Le vendredi 20 juillet, le principal challenger du président-candidat, Soumaïla Cissé n’est pas passé par 4 chemins pour dénoncer l’existence d’un fichier électoral parallèle. Et une réunion entre les différents acteurs et le comité national d’audit qui devait avoir lieu hier a été reportée sine die. De toute façon, l’URD était non partante. Un Orage dans ce pays désertique enclavé, où en cette période de nuages sombres, le moindre mouvement est décrypté avec circonspection. Si du côté de la Direction générale des élections (DGE), dirigée par Siaka Sangaré on reconnaît quelques erreurs techniques minimisées à souhait, le camp du président candidat, constitué au sein de l’Alliance pour la solidarité au Mali (ASMA) qui se veut une mouvance présidentielle, s’est faite entendre avec une certaine fermeté, comme pour couvrir le bruit grondant du tonner. Lors d’un meeting organisé au palais des ports de Bamako le 22 juillet dernier, devant 5 000 personnes, le premier ministre Soumeylou Boubeye Maïga himself est monté au créneau pour marteler que «personne ne prendra la présidentielle en otage. Nous avons un fichier électoral clair, qui a été accepté par tout le monde ». Même s’il ne le désigne pas, on aura compris que ce message d’un ton ferme s’adresse à l’URD et principalement à Soumaïla Cissé, vu comme le candidat le plus à craindre dans cette fournée de 24 prétendants.
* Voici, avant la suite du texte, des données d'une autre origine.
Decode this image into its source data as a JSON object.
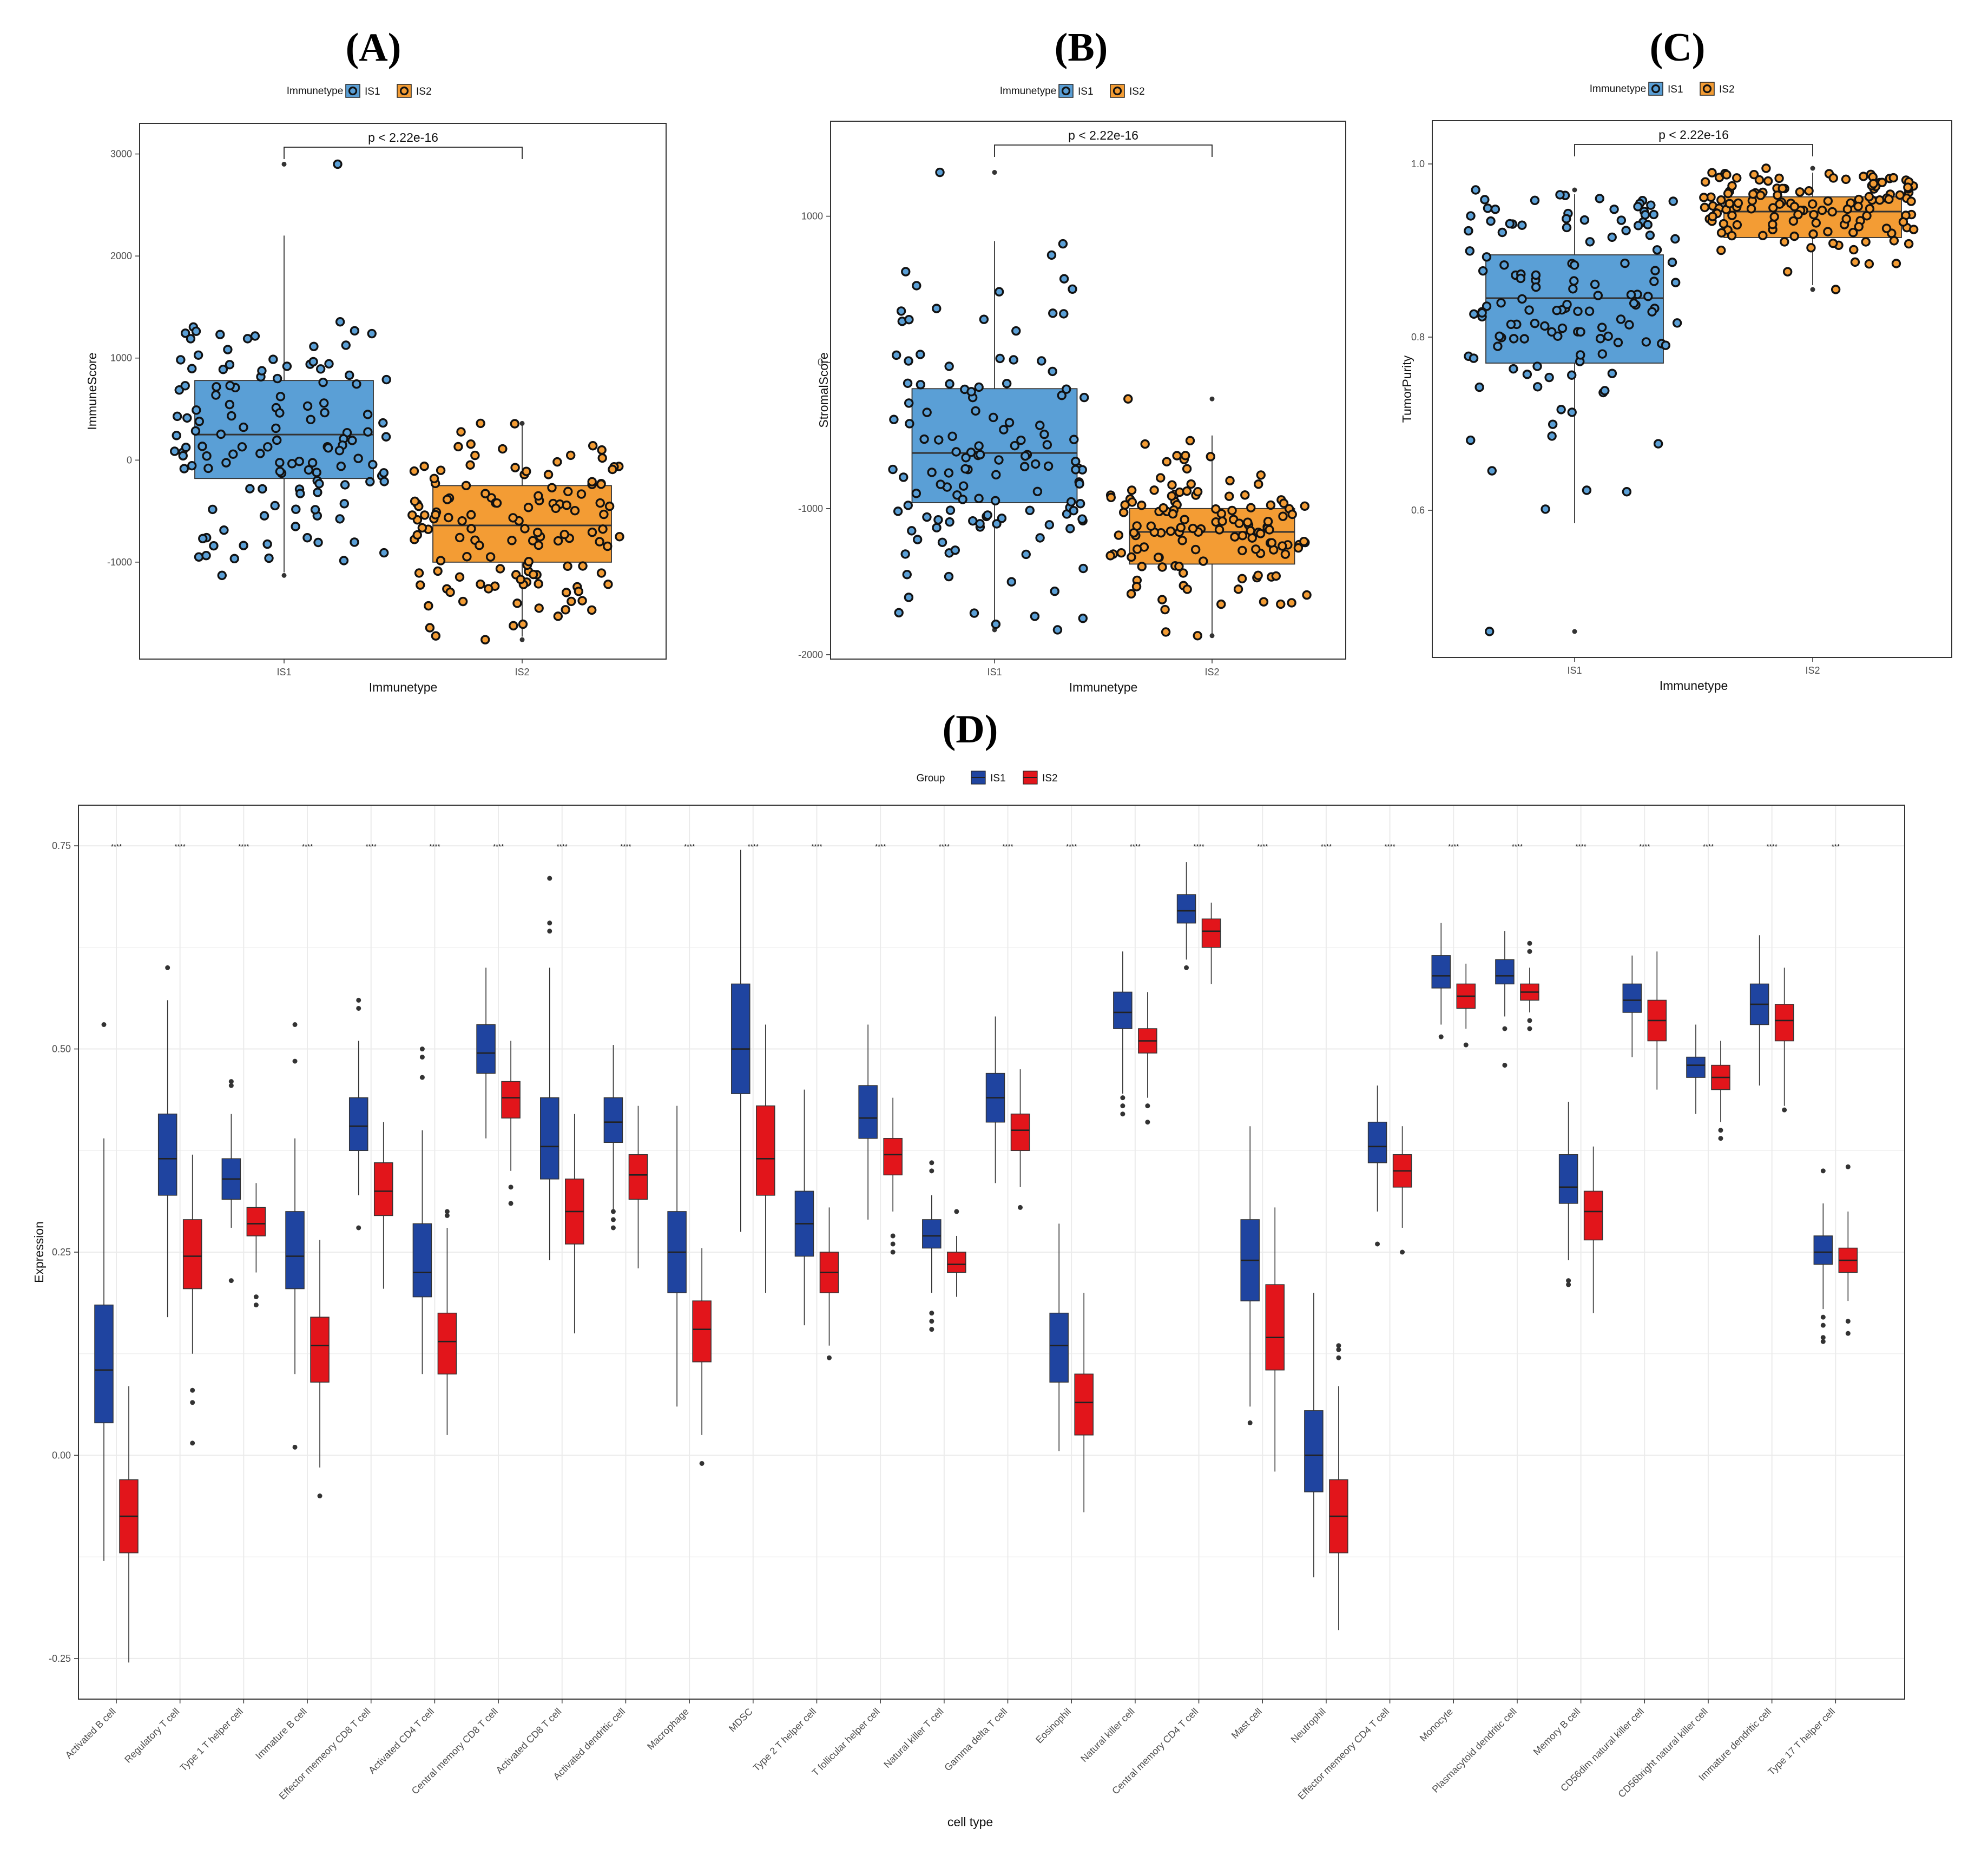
{
  "colors": {
    "is1_light": "#5a9fd6",
    "is2_light": "#f39c34",
    "is1_dark": "#1f44a0",
    "is2_dark": "#e2151b",
    "panel_border": "#333333",
    "grid": "#ebebeb"
  },
  "chart_data": [
    {
      "id": "A",
      "panel_label": "(A)",
      "type": "box",
      "legend_title": "Immunetype",
      "legend_items": [
        "IS1",
        "IS2"
      ],
      "categories": [
        "IS1",
        "IS2"
      ],
      "xlabel": "Immunetype",
      "ylabel": "ImmuneScore",
      "ylim": [
        -1950,
        3300
      ],
      "yticks": [
        -1000,
        0,
        1000,
        2000,
        3000
      ],
      "pvalue": "p < 2.22e-16",
      "boxes": [
        {
          "group": "IS1",
          "q1": -180,
          "median": 250,
          "q3": 780,
          "whisker_low": -1100,
          "whisker_high": 2200,
          "n": 130,
          "min": -1130,
          "max": 2900
        },
        {
          "group": "IS2",
          "q1": -1000,
          "median": -640,
          "q3": -250,
          "whisker_low": -1730,
          "whisker_high": 360,
          "n": 130,
          "min": -1760,
          "max": 360
        }
      ]
    },
    {
      "id": "B",
      "panel_label": "(B)",
      "type": "box",
      "legend_title": "Immunetype",
      "legend_items": [
        "IS1",
        "IS2"
      ],
      "categories": [
        "IS1",
        "IS2"
      ],
      "xlabel": "Immunetype",
      "ylabel": "StromalScore",
      "ylim": [
        -2030,
        1650
      ],
      "yticks": [
        -2000,
        -1000,
        0,
        1000
      ],
      "pvalue": "p < 2.22e-16",
      "boxes": [
        {
          "group": "IS1",
          "q1": -960,
          "median": -620,
          "q3": -180,
          "whisker_low": -1830,
          "whisker_high": 830,
          "n": 130,
          "min": -1830,
          "max": 1300
        },
        {
          "group": "IS2",
          "q1": -1380,
          "median": -1160,
          "q3": -1000,
          "whisker_low": -1870,
          "whisker_high": -500,
          "n": 130,
          "min": -1870,
          "max": -250
        }
      ]
    },
    {
      "id": "C",
      "panel_label": "(C)",
      "type": "box",
      "legend_title": "Immunetype",
      "legend_items": [
        "IS1",
        "IS2"
      ],
      "categories": [
        "IS1",
        "IS2"
      ],
      "xlabel": "Immunetype",
      "ylabel": "TumorPurity",
      "ylim": [
        0.43,
        1.05
      ],
      "yticks": [
        0.6,
        0.8,
        1.0
      ],
      "ytick_labels": [
        "0.6",
        "0.8",
        "1.0"
      ],
      "pvalue": "p < 2.22e-16",
      "boxes": [
        {
          "group": "IS1",
          "q1": 0.77,
          "median": 0.845,
          "q3": 0.895,
          "whisker_low": 0.585,
          "whisker_high": 0.965,
          "n": 130,
          "min": 0.46,
          "max": 0.97
        },
        {
          "group": "IS2",
          "q1": 0.915,
          "median": 0.945,
          "q3": 0.962,
          "whisker_low": 0.86,
          "whisker_high": 0.99,
          "n": 130,
          "min": 0.855,
          "max": 0.995
        }
      ]
    },
    {
      "id": "D",
      "panel_label": "(D)",
      "type": "grouped-box",
      "legend_title": "Group",
      "legend_items": [
        "IS1",
        "IS2"
      ],
      "xlabel": "cell type",
      "ylabel": "Expression",
      "ylim": [
        -0.3,
        0.8
      ],
      "yticks": [
        -0.25,
        0.0,
        0.25,
        0.5,
        0.75
      ],
      "ytick_labels": [
        "-0.25",
        "0.00",
        "0.25",
        "0.50",
        "0.75"
      ],
      "categories": [
        "Activated B cell",
        "Regulatory T cell",
        "Type 1 T helper cell",
        "Immature  B cell",
        "Effector memeory CD8 T cell",
        "Activated CD4 T cell",
        "Central memory CD8 T cell",
        "Activated CD8 T cell",
        "Activated dendritic cell",
        "Macrophage",
        "MDSC",
        "Type 2 T helper cell",
        "T follicular helper cell",
        "Natural killer T cell",
        "Gamma delta T cell",
        "Eosinophil",
        "Natural killer cell",
        "Central memory CD4 T cell",
        "Mast cell",
        "Neutrophil",
        "Effector memeory CD4 T cell",
        "Monocyte",
        "Plasmacytoid dendritic cell",
        "Memory B cell",
        "CD56dim natural killer cell",
        "CD56bright natural killer cell",
        "Immature dendritic cell",
        "Type 17 T helper cell"
      ],
      "significance": [
        "****",
        "****",
        "****",
        "****",
        "****",
        "****",
        "****",
        "****",
        "****",
        "****",
        "****",
        "****",
        "****",
        "****",
        "****",
        "****",
        "****",
        "****",
        "****",
        "****",
        "****",
        "****",
        "****",
        "****",
        "****",
        "****",
        "****",
        "***"
      ],
      "series": [
        {
          "name": "IS1",
          "boxes": [
            [
              -0.13,
              0.04,
              0.105,
              0.185,
              0.39
            ],
            [
              0.17,
              0.32,
              0.365,
              0.42,
              0.56
            ],
            [
              0.28,
              0.315,
              0.34,
              0.365,
              0.42
            ],
            [
              0.1,
              0.205,
              0.245,
              0.3,
              0.39
            ],
            [
              0.32,
              0.375,
              0.405,
              0.44,
              0.51
            ],
            [
              0.1,
              0.195,
              0.225,
              0.285,
              0.4
            ],
            [
              0.39,
              0.47,
              0.495,
              0.53,
              0.6
            ],
            [
              0.24,
              0.34,
              0.38,
              0.44,
              0.6
            ],
            [
              0.3,
              0.385,
              0.41,
              0.44,
              0.505
            ],
            [
              0.06,
              0.2,
              0.25,
              0.3,
              0.43
            ],
            [
              0.275,
              0.445,
              0.5,
              0.58,
              0.745
            ],
            [
              0.16,
              0.245,
              0.285,
              0.325,
              0.45
            ],
            [
              0.29,
              0.39,
              0.415,
              0.455,
              0.53
            ],
            [
              0.2,
              0.255,
              0.27,
              0.29,
              0.32
            ],
            [
              0.335,
              0.41,
              0.44,
              0.47,
              0.54
            ],
            [
              0.005,
              0.09,
              0.135,
              0.175,
              0.285
            ],
            [
              0.445,
              0.525,
              0.545,
              0.57,
              0.62
            ],
            [
              0.61,
              0.655,
              0.67,
              0.69,
              0.73
            ],
            [
              0.06,
              0.19,
              0.24,
              0.29,
              0.405
            ],
            [
              -0.15,
              -0.045,
              0.0,
              0.055,
              0.2
            ],
            [
              0.3,
              0.36,
              0.38,
              0.41,
              0.455
            ],
            [
              0.53,
              0.575,
              0.59,
              0.615,
              0.655
            ],
            [
              0.54,
              0.58,
              0.59,
              0.61,
              0.645
            ],
            [
              0.24,
              0.31,
              0.33,
              0.37,
              0.435
            ],
            [
              0.49,
              0.545,
              0.56,
              0.58,
              0.615
            ],
            [
              0.42,
              0.465,
              0.48,
              0.49,
              0.53
            ],
            [
              0.455,
              0.53,
              0.555,
              0.58,
              0.64
            ],
            [
              0.18,
              0.235,
              0.25,
              0.27,
              0.31
            ]
          ],
          "outliers": [
            [
              0.53
            ],
            [
              0.6
            ],
            [
              0.455,
              0.46,
              0.215
            ],
            [
              0.53,
              0.485,
              0.01
            ],
            [
              0.56,
              0.55,
              0.28
            ],
            [
              0.5,
              0.49,
              0.465
            ],
            [],
            [
              0.71,
              0.655,
              0.645
            ],
            [
              0.3,
              0.29,
              0.28
            ],
            [],
            [],
            [],
            [],
            [
              0.36,
              0.35,
              0.175,
              0.165,
              0.155
            ],
            [],
            [],
            [
              0.44,
              0.43,
              0.42
            ],
            [
              0.6
            ],
            [
              0.04
            ],
            [],
            [
              0.26
            ],
            [
              0.515
            ],
            [
              0.525,
              0.48
            ],
            [
              0.215,
              0.21
            ],
            [],
            [],
            [],
            [
              0.35,
              0.17,
              0.16,
              0.145,
              0.14
            ]
          ]
        },
        {
          "name": "IS2",
          "boxes": [
            [
              -0.255,
              -0.12,
              -0.075,
              -0.03,
              0.085
            ],
            [
              0.125,
              0.205,
              0.245,
              0.29,
              0.37
            ],
            [
              0.225,
              0.27,
              0.285,
              0.305,
              0.335
            ],
            [
              -0.015,
              0.09,
              0.135,
              0.17,
              0.265
            ],
            [
              0.205,
              0.295,
              0.325,
              0.36,
              0.41
            ],
            [
              0.025,
              0.1,
              0.14,
              0.175,
              0.28
            ],
            [
              0.35,
              0.415,
              0.44,
              0.46,
              0.51
            ],
            [
              0.15,
              0.26,
              0.3,
              0.34,
              0.42
            ],
            [
              0.23,
              0.315,
              0.345,
              0.37,
              0.43
            ],
            [
              0.025,
              0.115,
              0.155,
              0.19,
              0.255
            ],
            [
              0.2,
              0.32,
              0.365,
              0.43,
              0.53
            ],
            [
              0.135,
              0.2,
              0.225,
              0.25,
              0.305
            ],
            [
              0.3,
              0.345,
              0.37,
              0.39,
              0.44
            ],
            [
              0.195,
              0.225,
              0.235,
              0.25,
              0.27
            ],
            [
              0.33,
              0.375,
              0.4,
              0.42,
              0.475
            ],
            [
              -0.07,
              0.025,
              0.065,
              0.1,
              0.2
            ],
            [
              0.44,
              0.495,
              0.51,
              0.525,
              0.57
            ],
            [
              0.58,
              0.625,
              0.645,
              0.66,
              0.68
            ],
            [
              -0.02,
              0.105,
              0.145,
              0.21,
              0.305
            ],
            [
              -0.215,
              -0.12,
              -0.075,
              -0.03,
              0.085
            ],
            [
              0.28,
              0.33,
              0.35,
              0.37,
              0.405
            ],
            [
              0.525,
              0.55,
              0.565,
              0.58,
              0.605
            ],
            [
              0.545,
              0.56,
              0.57,
              0.58,
              0.6
            ],
            [
              0.175,
              0.265,
              0.3,
              0.325,
              0.38
            ],
            [
              0.45,
              0.51,
              0.535,
              0.56,
              0.62
            ],
            [
              0.41,
              0.45,
              0.465,
              0.48,
              0.51
            ],
            [
              0.43,
              0.51,
              0.535,
              0.555,
              0.6
            ],
            [
              0.19,
              0.225,
              0.24,
              0.255,
              0.3
            ]
          ],
          "outliers": [
            [],
            [
              0.08,
              0.065,
              0.015
            ],
            [
              0.195,
              0.185
            ],
            [
              -0.05
            ],
            [],
            [
              0.3,
              0.295
            ],
            [
              0.33,
              0.31
            ],
            [],
            [],
            [
              -0.01
            ],
            [],
            [
              0.12
            ],
            [
              0.27,
              0.26,
              0.25
            ],
            [
              0.3
            ],
            [
              0.305
            ],
            [],
            [
              0.43,
              0.41
            ],
            [],
            [],
            [
              0.135,
              0.13,
              0.12
            ],
            [
              0.25
            ],
            [
              0.505
            ],
            [
              0.63,
              0.62,
              0.535,
              0.525
            ],
            [],
            [],
            [
              0.4,
              0.39
            ],
            [
              0.425
            ],
            [
              0.355,
              0.165,
              0.15
            ]
          ]
        }
      ]
    }
  ]
}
A J -5, c’est clair, l’élection présidentielle malienne qui, dans sa configuration actuelle va très certainement laisser une bonne partie de la population en rade, baigne dans une ambiance anxiogène qui ne présage pas une élection aux contours démocratiques indiscutables. Dans ces conditions-là, forcément, la légitimité du président élu ne manquera pas d’être mis en cause. Le dimanche 29 juillet prochain, le Mali ira aux urnes pour un devoir de démocratie pleine d’incertitudes.